[comp.arch] random notes from a John Mashey talk

henry@utzoo.uucp (Henry Spencer) (11/19/88)

John Mashey gave a talk here the other day.  Herewith some random notes
on it, of possible interest to others.  This is not an attempt to record
everything (or even everything significant) that he said.  All statements
are my recollection of what he said, i.e. if something's wrong, it might
be because it's his opinion and he's wrong, or because I didn't remember
it correctly.  "I don't make the news, I just try to report it."

"RISC:  there's less to be sorry about."

Reducing instruction set is a means to an end, not an end in itself.  Their
policy is that a new feature must either be structurally necessary (e.g.
Return From Exception) or must demonstrably improve performance 1% on a
significant number of real applications.  "Intuition is not allowed."
"Never argue about something you can simulate."  At midnight their entire
computer room suddenly becomes furiously active as the nightly batch of
simulations fires up.

Much criticism of tiny benchmarks.  Real programs are much better, but
even there one has to try to run a reasonable variety.  There is an effort
underway, jointly among several companies, to try to put together a set
of big, "real", freely-redistributable programs for useful benchmarking.

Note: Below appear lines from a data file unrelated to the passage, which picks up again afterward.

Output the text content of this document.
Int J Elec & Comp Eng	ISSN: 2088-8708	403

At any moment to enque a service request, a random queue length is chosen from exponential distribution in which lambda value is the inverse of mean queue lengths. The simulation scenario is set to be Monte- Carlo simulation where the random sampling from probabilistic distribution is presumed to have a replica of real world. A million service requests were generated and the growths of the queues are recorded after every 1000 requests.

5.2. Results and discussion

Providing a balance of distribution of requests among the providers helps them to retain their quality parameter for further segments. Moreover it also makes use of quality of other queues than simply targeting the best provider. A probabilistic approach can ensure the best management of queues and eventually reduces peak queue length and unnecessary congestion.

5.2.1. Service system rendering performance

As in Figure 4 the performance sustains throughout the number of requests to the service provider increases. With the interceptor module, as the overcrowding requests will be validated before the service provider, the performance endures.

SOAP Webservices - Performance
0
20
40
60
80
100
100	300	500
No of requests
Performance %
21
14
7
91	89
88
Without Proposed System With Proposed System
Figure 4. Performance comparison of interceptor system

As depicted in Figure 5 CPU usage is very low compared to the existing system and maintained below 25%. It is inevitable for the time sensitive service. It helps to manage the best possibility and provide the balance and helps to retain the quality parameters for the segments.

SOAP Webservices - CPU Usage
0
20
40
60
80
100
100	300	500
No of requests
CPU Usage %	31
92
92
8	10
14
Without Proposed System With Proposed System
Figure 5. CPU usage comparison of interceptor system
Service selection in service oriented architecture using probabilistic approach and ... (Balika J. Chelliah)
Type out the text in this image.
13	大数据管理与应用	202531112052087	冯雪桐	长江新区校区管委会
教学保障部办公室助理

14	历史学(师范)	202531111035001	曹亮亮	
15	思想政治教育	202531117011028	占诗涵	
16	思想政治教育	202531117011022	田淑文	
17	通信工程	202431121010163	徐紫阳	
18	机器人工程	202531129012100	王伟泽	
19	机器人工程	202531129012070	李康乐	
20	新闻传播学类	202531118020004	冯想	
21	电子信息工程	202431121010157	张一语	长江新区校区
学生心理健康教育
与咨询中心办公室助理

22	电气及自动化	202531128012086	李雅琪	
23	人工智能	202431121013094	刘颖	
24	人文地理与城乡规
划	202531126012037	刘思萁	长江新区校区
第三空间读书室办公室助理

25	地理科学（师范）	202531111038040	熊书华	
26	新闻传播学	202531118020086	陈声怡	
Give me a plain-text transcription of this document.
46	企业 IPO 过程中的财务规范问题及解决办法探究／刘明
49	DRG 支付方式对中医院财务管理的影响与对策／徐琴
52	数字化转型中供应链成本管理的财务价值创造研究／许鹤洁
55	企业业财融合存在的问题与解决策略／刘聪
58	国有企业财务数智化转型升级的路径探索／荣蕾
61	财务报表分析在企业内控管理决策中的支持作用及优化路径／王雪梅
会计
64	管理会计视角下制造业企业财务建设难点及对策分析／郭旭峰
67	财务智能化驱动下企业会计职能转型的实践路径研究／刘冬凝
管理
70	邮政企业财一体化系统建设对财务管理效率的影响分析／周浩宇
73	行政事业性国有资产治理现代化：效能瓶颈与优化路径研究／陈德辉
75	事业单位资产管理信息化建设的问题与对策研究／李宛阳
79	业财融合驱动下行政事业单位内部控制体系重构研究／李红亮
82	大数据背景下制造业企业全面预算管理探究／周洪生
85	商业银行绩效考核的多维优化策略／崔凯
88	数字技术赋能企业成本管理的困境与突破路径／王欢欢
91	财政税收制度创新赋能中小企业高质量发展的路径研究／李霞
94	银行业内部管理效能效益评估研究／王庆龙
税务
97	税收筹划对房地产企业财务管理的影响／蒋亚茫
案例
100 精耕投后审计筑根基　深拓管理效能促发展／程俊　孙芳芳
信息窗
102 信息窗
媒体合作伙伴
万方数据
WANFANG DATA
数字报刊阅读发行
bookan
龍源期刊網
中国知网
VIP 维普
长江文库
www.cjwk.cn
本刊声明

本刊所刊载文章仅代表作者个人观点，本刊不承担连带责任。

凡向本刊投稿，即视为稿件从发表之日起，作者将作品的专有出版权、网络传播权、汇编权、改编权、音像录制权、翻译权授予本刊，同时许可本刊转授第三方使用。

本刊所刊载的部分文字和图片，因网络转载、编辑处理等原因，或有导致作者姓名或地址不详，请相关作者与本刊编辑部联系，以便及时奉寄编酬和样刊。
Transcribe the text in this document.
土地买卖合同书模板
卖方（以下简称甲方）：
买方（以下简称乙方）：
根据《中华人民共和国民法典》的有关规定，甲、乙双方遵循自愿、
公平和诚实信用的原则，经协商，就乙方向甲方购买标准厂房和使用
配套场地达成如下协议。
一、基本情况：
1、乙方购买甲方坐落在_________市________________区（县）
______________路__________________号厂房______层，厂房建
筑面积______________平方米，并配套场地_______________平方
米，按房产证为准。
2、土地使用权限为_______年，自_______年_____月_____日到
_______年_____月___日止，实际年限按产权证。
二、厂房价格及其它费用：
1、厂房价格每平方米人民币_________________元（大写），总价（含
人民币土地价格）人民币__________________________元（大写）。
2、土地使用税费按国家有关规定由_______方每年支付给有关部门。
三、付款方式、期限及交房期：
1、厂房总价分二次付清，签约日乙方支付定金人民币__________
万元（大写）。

"If a vendor can't give you some reasonable backup for the viewgraphs,
don't believe the viewgraphs."

They try to collect "embarrassing" benchmarks, programs that do something
unusual, on the grounds that including these helps to keep the performance
numbers honest.

Statistics over a small number of programs can be very misleading.  Some
of Berkeley's commitment to register windows may have been accidental:
two of their major initial benchmarks, the C compiler and nroff, quite
by accident are unusually heavy register-save-and-restorers.  People
have noticed, with some surprise, that nroff does very few byte accesses
despite being a text formatter... but TeX is different.  Most programs
use char and int but make very little use of short... but some CAD stuff
is different, and so is TCP/IP.  Most programs are maybe 20% loads and
10% stores, but some are very different, e.g. diff does lots of loads
and few stores.  Compress is a good way to embarrass a machine that
relies very heavily on caching.

They are not competing in the low-end imbedded-controller market.  "It's
hard for us to build anything less than 6 MIPS."

The 88000's floating-point hardware looks good in single precision but is
*spectacularly* slower in double precision.  (These numbers are very new,
the floating point basically didn't work until very recently.)  Basically,
Motorola sacrificed double precision to save silicon.  Okay for things
like graphics, not so okay for serious floating-point applications.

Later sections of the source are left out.